NEW YORK (Halbeeg News) – The UN Security Council is expected to lift sanctions on Eritrea on Wednesday as the tiny nation’s relations thawed with Ethiopia and other neighboring countries.
The Security Council imposed an arms embargo and other tough sanctions on Eritrea for supplying weapons to Al-Shabab fighting Somali government and for refusing to resolve a border dispute with neighboring Djibouti, a key U.S. ally in the Horn of Africa.
Diplomats who spoke to Reuters said the 15-member council completed negotiations on Monday and agreed on a British-drafted resolution to remove the sanctions.
A resolution needs nine votes in favour and no vetoes by the United States, China, Russia, Britain or France. Diplomats said Wednesday’s vote was likely to be unanimous.

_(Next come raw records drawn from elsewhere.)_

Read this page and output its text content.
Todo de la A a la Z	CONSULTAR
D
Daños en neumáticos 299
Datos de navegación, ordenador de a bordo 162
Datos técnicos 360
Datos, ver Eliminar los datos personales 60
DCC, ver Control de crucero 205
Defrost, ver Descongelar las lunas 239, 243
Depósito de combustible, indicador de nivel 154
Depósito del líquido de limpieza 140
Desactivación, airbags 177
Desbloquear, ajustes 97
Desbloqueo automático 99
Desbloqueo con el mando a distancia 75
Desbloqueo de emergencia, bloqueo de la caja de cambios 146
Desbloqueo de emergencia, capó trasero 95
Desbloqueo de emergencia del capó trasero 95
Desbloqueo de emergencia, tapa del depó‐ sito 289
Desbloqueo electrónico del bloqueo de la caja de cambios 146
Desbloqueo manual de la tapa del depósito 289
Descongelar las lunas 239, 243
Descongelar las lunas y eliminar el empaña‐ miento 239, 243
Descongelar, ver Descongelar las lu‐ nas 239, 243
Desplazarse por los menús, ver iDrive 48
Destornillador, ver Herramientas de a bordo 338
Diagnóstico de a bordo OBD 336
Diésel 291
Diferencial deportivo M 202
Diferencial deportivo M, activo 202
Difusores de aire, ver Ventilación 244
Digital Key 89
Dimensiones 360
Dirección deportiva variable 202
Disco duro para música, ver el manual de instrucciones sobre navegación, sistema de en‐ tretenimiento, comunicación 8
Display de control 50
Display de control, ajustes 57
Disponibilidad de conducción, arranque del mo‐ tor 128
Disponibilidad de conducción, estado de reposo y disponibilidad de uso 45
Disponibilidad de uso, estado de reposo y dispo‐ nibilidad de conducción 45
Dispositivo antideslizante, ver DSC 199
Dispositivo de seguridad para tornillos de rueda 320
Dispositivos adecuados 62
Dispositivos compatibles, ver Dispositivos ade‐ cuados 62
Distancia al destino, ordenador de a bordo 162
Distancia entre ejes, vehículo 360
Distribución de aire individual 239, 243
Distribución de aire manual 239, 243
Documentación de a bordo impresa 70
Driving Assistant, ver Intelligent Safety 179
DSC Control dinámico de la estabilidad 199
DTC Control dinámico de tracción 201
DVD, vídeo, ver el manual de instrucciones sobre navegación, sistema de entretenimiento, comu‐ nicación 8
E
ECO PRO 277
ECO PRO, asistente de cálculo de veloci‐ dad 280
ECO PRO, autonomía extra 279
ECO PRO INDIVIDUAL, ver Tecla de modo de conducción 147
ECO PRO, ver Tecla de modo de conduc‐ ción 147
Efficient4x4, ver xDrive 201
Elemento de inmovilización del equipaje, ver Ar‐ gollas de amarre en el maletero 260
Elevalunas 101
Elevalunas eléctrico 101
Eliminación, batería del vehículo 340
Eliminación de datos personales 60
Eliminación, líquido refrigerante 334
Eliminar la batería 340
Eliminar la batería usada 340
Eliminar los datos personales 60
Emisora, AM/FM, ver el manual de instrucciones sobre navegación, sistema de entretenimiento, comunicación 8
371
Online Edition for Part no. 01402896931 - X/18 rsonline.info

The draft resolution would immediately remove the arms embargo and targeted sanctions – a travel ban and asset freeze – imposed on Eritrea.
The move set off a number of diplomatic thaws, including one between Eritrea and Somalia.
Eritrea, a former Italian colony, gained independence from Ethiopia in 1993 after a 30-year guerrilla war. It had a decades-long border dispute with Ethiopia, including a war from 1998-2000 in which about 80,000 people died.